RhoFold+: A large language model for RNA structure prediction
Can LLMs predict RNA structures?
They certainly can try!
One of the biggest disappointments when AlphaFold 3 came out was that it wasn’t very good at predicting the structures of nucleic acids.
Despite it being billed as a structure prediction algorithm for all things biomolecules, the limitations of AlphaFold 3 and other structure prediction models has become increasingly apparent.
And as much as we want all of these things to work like a calculator, where the inputs produce a reliable (and correct) output, AI models aren’t quite there yet.
Although, it’s probably asking a lot for a model to ever be 100% accurate, because that’s the entire essence of a prediction model…sometimes they're wrong and you need to double check what they spit out (for forever).

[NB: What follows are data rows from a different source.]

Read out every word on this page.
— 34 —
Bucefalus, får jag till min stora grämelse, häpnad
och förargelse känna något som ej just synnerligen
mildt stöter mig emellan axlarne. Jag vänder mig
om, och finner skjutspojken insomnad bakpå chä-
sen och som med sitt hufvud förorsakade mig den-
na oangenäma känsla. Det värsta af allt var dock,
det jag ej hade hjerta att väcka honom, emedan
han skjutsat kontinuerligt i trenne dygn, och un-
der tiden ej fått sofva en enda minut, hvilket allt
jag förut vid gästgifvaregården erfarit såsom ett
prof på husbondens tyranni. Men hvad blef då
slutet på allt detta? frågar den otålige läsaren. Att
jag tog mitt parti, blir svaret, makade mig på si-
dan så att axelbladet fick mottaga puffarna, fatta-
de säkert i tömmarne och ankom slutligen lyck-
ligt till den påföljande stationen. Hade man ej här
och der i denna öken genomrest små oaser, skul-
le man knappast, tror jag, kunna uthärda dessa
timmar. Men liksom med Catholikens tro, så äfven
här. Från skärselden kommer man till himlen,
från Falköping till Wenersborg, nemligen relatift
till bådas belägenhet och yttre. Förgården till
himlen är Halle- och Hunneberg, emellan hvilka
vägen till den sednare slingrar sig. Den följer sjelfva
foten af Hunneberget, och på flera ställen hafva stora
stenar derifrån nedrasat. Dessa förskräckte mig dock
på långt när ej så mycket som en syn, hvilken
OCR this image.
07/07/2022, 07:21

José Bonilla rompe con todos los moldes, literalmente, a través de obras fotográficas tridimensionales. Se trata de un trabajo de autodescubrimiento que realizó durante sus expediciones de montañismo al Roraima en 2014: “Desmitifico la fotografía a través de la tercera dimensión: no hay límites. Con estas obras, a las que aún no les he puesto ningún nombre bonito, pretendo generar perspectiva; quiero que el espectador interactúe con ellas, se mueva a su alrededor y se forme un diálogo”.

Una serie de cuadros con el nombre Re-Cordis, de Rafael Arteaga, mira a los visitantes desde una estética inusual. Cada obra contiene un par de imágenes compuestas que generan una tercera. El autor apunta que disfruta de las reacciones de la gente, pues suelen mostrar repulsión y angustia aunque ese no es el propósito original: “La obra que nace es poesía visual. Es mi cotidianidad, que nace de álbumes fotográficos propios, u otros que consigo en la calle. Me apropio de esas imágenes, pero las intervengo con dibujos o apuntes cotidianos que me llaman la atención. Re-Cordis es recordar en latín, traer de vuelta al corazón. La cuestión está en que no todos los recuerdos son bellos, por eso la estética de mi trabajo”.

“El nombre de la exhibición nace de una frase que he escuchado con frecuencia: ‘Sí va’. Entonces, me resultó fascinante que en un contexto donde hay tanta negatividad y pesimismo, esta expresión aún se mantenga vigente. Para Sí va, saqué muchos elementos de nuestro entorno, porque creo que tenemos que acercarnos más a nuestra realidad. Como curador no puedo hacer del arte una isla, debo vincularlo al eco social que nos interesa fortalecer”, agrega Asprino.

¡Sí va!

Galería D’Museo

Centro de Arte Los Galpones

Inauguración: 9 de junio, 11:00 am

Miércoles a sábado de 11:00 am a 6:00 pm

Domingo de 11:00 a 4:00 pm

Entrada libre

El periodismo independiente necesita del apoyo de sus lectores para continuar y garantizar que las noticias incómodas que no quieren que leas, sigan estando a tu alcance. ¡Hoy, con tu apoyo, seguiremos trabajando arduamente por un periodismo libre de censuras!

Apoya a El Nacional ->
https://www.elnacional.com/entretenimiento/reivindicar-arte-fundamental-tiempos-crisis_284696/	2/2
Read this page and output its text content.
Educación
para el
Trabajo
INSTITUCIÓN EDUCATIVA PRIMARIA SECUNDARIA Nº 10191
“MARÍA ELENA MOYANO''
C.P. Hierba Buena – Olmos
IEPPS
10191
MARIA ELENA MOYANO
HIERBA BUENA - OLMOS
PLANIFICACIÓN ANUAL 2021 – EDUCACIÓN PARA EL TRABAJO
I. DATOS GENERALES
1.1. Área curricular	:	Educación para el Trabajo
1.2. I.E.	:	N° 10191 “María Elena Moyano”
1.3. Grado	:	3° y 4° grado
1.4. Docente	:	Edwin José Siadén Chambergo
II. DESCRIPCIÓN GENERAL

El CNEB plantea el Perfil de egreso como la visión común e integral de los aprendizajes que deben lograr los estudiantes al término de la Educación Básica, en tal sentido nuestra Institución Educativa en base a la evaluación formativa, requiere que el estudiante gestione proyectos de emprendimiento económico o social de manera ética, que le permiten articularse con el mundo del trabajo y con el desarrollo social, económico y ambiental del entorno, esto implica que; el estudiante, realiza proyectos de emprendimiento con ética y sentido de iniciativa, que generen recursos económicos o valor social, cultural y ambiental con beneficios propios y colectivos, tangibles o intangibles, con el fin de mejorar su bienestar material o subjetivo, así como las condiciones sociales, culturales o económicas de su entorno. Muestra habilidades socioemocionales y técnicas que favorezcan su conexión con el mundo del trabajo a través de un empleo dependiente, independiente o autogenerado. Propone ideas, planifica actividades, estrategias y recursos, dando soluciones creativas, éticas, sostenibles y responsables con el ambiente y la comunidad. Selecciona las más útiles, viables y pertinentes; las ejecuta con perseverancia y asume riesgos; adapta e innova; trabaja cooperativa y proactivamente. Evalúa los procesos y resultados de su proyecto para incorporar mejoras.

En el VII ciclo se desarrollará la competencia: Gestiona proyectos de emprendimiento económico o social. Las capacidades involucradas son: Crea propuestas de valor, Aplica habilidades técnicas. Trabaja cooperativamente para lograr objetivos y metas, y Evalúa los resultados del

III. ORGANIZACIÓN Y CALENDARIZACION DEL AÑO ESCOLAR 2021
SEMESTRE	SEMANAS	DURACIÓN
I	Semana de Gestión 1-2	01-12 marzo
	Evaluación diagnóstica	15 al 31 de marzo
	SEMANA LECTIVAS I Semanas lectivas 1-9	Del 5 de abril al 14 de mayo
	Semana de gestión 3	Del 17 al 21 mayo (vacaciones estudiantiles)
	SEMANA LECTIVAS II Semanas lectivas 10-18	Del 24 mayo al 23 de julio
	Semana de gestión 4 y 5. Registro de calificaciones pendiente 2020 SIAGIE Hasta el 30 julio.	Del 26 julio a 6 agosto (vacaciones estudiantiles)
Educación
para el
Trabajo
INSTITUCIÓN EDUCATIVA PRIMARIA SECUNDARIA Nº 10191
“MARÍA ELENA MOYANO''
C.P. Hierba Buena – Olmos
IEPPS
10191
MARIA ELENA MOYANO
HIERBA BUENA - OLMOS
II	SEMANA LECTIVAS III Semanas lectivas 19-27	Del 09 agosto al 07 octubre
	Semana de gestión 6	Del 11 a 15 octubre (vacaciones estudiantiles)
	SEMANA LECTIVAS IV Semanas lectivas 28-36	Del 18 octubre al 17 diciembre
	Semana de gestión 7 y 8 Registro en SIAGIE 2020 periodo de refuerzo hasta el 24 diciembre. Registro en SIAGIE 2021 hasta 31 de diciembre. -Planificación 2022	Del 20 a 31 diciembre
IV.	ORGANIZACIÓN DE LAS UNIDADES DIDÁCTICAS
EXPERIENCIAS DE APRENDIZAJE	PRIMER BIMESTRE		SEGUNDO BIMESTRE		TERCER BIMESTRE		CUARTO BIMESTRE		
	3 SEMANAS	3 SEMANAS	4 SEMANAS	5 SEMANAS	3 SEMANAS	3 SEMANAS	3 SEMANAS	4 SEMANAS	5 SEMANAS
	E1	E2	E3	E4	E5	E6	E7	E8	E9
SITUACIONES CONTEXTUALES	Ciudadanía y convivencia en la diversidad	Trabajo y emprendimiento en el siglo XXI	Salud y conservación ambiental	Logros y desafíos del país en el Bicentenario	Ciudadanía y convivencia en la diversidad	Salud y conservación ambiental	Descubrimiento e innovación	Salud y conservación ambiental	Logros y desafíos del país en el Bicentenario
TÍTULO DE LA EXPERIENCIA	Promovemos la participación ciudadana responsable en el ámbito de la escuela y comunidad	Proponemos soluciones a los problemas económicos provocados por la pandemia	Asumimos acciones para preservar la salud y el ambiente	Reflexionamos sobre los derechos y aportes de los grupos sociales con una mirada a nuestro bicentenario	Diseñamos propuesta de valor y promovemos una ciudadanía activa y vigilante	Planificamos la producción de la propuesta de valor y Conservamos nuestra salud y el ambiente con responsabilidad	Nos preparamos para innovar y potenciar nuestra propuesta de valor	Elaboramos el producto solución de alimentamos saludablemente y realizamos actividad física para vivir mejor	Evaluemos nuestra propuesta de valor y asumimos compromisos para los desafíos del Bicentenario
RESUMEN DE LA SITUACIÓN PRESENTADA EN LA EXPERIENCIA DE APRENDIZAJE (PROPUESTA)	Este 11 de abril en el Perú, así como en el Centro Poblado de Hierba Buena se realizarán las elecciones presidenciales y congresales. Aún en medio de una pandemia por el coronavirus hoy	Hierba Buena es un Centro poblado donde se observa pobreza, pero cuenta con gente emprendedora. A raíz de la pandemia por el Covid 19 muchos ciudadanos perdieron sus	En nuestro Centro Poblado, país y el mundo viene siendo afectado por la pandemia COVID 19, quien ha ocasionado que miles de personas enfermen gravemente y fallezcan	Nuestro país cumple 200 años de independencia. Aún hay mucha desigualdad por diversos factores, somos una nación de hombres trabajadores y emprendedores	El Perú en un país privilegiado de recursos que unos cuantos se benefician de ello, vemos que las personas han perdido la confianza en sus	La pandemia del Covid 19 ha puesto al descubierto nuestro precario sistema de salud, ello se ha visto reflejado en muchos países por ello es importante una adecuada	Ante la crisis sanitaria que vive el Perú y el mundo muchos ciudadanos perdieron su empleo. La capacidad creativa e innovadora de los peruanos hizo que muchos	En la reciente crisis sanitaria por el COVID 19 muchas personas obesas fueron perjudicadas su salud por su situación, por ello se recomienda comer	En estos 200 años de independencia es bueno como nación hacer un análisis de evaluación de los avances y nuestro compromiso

But that doesn’t mean AI models are useless, or that they won’t get pretty close to perfection, it just means we need to do more iterations, feed them better data, and understand that a model isn’t validated until someone looks to see if the results it produces are correct!
One good way to do this is to benchmark the prediction models against known structures including structures that an algorithm has been trained on.
Because if it can’t get close to the right answer on a training set, there’s no way we’re ever going to be able to believe that what gets spit out for something completely new is worth following up.
This is especially true for things like RNA which can be extremely tricky to predict since nucleic acids can dynamically form many different structures.
But the structures formed by nucleic acids like RNA are important because they can affect how genes are expressed or even how RNA catalyzes reactions in our cells!
So, being able to accurately predict these structures is a big deal.
The authors of this week’s paper attempted to develop a model that could best AlphaFold (and others!) at predicting RNA structures and they named the tool they created RhoFold+.
It’s described in the figure above:
a) It uses a large language model trained on RNA sequence and structure data that were then refined for ten cycles in their transformer network (Rhoformer) and finally that data went through the structural prediction module that assigns the locations and angles of the atoms in the RNA backbone.
b) Is a graphical abstract of the paper and provides an overview of how they selected the data that went into the model and how they validated its outputs.
Their benchmarking study showed that it performed significantly better than other RNA folding algorithms in the aggregate (but was not perfect), was less computationally intensive than its competitors, and its performance on experimentally determined structures could warrant its use on unseen structures.
But the authors were quick to highlight that the dynamic nature of RNAs make them hard to predict, so any work on unseen structures should be experimentally validated.